Happy Saturday everyone, I hope you’re all having a wonderful start to your weekend. I have a Q & A to share today with Mark Tilbury, I recently read his latest release, The Key to Death’s Door and LOVED it! Here’s a little information about the book:
If you could discover the murderous truth of a past life and seek justice in this one, would you?
Teenager Lee Hunter doesn’t have a choice when he nearly drowns after spending the night at a derelict boathouse with his best friend, Charlie Finch. After leaving his body and meeting a mysterious light that lets him to go back to the past, Lee finds himself reliving the final days of another life. A life that ended tragically.
After recovering from his near death experience, Lee begins to realise that he is part of two lives linked by the despicable actions of one man.
Struggling against impossible odds, Lee and Charlie set out to bring this man to justice.
Will Lee be able to unlock the past and bring justice to the future?
The Key to Death’s Door is a story of sacrifice, friendship, loyalty and murder.
Q & A
1. What’s a typical writing day for you look like? Describe your perfect writing environment.
I tend to write in the afternoons. I’m pretty useless at doing anything in the morning except drinking coffee! I sit in a room with the curtains closed and music on to drown out any possible distractions. I target 2,000 words a day and try to keep going until I reach it. Not that it always happens that way – sometimes the muse decides to have a day off, and I just have to walk away and leave it alone.
2. How did you get started writing? Was it something that you’ve always loved?
I started with poems and adventure stories when I was about eight or nine. I was naturally quite good at English, and one particular teacher encouraged me to write. I loved creating my own worlds. It was my way of being in control in a world controlled by adults. Make them do what I wanted for a change!
3. Who are your favorite writers/inspirations?

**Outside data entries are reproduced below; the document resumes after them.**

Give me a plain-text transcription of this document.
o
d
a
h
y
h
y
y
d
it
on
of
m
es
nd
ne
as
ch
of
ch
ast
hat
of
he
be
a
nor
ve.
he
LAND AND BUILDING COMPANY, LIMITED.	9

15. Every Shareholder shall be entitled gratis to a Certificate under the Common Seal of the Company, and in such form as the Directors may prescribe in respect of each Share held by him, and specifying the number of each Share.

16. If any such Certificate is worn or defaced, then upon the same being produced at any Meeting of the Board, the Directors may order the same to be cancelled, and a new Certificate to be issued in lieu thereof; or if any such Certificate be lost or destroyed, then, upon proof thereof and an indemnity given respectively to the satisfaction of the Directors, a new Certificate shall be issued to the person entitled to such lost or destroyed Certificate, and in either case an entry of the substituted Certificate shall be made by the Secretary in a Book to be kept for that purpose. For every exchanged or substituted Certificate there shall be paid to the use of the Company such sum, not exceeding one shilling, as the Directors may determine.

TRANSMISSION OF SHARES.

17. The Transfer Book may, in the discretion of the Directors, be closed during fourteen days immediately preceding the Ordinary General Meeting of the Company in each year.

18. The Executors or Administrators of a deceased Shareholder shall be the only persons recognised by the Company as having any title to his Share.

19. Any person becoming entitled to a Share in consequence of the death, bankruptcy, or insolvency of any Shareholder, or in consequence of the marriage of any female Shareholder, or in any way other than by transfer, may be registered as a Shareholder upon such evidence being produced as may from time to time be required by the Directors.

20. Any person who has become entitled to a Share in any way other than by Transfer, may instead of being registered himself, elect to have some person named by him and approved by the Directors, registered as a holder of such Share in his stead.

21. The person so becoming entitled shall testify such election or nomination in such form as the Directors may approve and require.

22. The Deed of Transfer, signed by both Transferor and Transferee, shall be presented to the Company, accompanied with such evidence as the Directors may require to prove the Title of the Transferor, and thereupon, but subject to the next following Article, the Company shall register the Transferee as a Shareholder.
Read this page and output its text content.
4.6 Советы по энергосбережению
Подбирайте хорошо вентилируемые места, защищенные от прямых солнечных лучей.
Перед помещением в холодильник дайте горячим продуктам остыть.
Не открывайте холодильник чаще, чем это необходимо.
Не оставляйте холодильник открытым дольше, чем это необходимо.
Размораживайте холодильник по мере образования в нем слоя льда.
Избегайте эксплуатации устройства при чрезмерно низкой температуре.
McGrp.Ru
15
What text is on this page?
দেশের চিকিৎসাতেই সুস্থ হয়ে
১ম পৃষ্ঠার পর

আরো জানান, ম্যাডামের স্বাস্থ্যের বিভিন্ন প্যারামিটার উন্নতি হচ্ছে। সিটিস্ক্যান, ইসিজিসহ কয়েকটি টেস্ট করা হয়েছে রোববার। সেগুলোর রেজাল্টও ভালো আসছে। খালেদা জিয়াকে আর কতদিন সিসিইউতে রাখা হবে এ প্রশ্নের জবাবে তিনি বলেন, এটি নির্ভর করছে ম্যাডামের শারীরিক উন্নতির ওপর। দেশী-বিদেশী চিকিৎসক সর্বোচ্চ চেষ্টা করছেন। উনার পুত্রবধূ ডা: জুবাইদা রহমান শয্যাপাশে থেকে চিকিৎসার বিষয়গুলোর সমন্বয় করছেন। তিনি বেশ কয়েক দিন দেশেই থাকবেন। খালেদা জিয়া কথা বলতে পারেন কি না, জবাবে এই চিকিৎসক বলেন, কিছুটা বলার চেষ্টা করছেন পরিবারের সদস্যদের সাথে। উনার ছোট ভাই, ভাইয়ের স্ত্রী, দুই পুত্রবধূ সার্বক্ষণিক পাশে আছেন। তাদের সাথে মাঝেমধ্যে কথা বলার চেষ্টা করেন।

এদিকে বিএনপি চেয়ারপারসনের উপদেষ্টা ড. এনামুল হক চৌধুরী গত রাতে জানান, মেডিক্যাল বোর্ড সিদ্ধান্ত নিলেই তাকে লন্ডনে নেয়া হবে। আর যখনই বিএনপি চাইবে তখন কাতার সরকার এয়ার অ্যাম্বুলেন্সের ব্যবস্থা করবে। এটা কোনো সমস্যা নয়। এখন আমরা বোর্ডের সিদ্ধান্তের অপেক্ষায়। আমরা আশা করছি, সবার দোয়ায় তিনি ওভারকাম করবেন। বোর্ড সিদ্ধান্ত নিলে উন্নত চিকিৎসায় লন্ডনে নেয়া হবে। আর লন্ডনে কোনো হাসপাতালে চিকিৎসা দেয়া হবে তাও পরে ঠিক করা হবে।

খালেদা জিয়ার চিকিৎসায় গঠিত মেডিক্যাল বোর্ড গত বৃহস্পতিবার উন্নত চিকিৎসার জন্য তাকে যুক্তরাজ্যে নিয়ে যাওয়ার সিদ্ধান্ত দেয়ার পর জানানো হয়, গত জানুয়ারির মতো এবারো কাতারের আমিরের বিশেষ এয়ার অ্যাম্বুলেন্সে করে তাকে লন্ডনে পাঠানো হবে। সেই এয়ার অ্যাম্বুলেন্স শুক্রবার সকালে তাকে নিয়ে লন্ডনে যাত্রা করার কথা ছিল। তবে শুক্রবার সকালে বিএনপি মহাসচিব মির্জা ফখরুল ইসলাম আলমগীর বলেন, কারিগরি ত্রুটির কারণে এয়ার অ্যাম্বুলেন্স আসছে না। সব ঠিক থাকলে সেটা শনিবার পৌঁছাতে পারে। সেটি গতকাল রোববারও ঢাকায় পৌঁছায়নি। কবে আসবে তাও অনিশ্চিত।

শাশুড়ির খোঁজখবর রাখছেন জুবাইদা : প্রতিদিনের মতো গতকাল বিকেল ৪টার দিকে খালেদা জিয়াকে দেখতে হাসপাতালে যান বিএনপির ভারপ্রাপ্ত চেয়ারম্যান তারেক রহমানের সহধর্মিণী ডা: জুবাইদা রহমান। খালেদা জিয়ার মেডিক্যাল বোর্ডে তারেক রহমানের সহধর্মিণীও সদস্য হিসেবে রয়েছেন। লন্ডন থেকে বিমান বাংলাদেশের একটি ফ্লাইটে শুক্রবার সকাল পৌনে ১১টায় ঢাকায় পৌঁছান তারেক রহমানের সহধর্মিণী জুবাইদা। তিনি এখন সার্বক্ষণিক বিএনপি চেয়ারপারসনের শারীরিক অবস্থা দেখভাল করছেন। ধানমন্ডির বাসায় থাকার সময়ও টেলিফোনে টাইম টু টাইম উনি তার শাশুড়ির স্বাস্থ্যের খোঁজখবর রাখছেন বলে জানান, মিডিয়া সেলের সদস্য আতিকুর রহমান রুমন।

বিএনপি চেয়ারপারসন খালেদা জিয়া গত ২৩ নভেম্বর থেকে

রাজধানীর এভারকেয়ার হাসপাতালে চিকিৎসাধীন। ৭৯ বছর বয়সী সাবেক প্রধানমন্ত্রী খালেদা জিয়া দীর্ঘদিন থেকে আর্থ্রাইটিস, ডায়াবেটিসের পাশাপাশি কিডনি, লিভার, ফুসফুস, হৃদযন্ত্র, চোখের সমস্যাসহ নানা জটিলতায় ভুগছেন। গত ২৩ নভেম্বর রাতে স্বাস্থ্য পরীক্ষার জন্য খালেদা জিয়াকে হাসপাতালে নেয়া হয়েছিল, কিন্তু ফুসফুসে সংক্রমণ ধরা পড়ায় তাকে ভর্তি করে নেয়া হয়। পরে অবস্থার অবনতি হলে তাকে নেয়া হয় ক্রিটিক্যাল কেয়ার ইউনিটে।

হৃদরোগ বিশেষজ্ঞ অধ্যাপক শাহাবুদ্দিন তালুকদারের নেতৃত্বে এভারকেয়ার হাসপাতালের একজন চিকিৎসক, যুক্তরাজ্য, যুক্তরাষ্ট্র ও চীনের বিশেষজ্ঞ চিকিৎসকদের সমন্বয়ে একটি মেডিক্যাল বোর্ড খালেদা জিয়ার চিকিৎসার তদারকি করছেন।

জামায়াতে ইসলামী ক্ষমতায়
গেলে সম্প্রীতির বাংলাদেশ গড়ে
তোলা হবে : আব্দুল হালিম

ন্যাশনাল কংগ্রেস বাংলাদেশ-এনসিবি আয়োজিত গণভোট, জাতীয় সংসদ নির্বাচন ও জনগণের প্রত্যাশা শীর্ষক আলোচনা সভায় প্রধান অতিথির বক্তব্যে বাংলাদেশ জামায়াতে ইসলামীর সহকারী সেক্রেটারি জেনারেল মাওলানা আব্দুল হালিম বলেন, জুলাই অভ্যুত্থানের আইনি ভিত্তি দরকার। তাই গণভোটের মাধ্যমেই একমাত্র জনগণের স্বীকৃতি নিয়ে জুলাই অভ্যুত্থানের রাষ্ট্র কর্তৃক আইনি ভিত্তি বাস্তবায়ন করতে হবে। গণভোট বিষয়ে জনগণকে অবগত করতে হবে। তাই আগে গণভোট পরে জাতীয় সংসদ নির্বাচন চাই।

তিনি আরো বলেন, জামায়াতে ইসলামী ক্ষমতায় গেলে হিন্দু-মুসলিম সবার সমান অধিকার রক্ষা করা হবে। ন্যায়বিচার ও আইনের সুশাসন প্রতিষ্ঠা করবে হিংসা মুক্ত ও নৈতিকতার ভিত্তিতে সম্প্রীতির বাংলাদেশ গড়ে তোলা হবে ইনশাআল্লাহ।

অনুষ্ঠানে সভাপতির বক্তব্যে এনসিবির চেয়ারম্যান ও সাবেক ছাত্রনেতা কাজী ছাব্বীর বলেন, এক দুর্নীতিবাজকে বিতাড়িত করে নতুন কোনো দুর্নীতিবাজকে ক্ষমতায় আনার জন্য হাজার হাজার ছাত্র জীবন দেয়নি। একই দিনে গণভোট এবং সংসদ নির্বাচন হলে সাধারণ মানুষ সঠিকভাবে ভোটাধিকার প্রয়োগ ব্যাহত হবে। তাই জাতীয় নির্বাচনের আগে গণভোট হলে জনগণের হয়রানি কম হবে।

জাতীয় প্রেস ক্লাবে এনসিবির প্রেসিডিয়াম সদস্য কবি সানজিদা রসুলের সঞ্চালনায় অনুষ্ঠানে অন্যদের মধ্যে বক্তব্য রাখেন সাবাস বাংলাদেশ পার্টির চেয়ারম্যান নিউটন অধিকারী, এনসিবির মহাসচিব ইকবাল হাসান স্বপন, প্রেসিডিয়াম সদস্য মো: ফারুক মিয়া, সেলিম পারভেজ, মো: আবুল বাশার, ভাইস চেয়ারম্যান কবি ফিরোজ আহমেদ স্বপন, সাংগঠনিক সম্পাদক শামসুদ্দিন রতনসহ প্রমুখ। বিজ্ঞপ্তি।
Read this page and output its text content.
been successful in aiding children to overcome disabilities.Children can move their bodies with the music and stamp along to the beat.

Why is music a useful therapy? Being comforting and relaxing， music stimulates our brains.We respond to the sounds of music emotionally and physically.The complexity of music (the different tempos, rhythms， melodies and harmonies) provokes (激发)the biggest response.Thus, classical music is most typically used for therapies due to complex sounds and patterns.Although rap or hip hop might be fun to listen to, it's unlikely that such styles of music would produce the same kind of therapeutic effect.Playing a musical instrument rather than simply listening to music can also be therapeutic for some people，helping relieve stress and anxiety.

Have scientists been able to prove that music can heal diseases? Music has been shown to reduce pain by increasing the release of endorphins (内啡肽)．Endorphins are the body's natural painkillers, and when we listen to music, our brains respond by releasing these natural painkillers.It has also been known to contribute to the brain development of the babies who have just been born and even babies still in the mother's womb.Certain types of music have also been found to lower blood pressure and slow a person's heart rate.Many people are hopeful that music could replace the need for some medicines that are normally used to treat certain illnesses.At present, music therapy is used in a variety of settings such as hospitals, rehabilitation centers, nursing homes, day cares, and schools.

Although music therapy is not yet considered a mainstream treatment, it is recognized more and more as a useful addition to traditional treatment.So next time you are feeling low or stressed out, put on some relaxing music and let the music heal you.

Stephen King, Dean Koontz and Tom Sharpe. I’ve tried to take a little something from each of them and mould it into my own style. Koontz’s description, King’s natural way of talking to his audience and Tom Sharpe’s humour
4. Anything you can tell us about current projects?
My latest novel, The Key to Death’s Door is being published by Bloodhound Books on 16th April. Teenager Lee Hunter nearly drowns after spending the night at a derelict boathouse with his best friend, Charlie Finch. After leaving his body and meeting a mysterious light, Lee is sent back to relive the final days of another life. A life that ended tragically. As time passes, Lee begins to realise that he is part of two lives linked by the despicable actions of one man.
I’ve also just finished the first draft of a new novel which has a working title of The Hunter of Lost Souls. Without giving too much away, it’s about a woman who is attacked and left for dead after her assailant is disturbed by a man walking his dog. As she recovers, the headaches and nosebleeds begin, and she soon realises she has been left with an ability to see into the mind of her assailant.
5. Normally how do you develop plots/characters? Brief us on your process.
I nearly always start with a character. He/she speaks in my head. Something completely random. Peter King in The Liar’s Promise said, ‘What doesn’t kill you will make you wish it had.’ That was interesting enough for me to really take notice. Think about who would say such a thing? Where could they fit into a story? The stories themselves are usually random ‘what if?’ ideas. In the Liar’s Promise it was – what if a young child remembers a past life in which she’d been murdered, and the killer is still at large? Then it’s just a case of matching story to character and seeing where it leads.
6. Favorite character from one of your own novels?
Liam Truman from The Abattoir of Dreams. Gutsy, stood up for what he believed in, took no crap. Someone I really admired. He held onto hope for all he was worth, even when facing death. The only character in one of my books who made me cry when writing him.
7. Preferred method for readers to contact you?
8. On average, how long does it take you to write a book?
Three months. I’ve written six so far, and each one has come in around that time, regardless of length.
10. Which one of your characters do you relate to the most?
Lee Hunter in The Key to Death’s Door. He’s more of a follower than a leader, but he’s never afraid to take part or test himself. Fortunately, I’ve never experienced any of the horrors Lee does in the book, but I imagine it’s how I might react if I did.
11. What’s the best compliment that you’ve received about your work?
I’ve been extremely lucky to have received a lot of compliments about my books, but for me it’s the ones who say they wouldn’t normally read this type of book, but they are really glad they did. It’s as if I’ve converted them, and that, for me, is so rewarding.
Huge thanks to Mark for joining me today!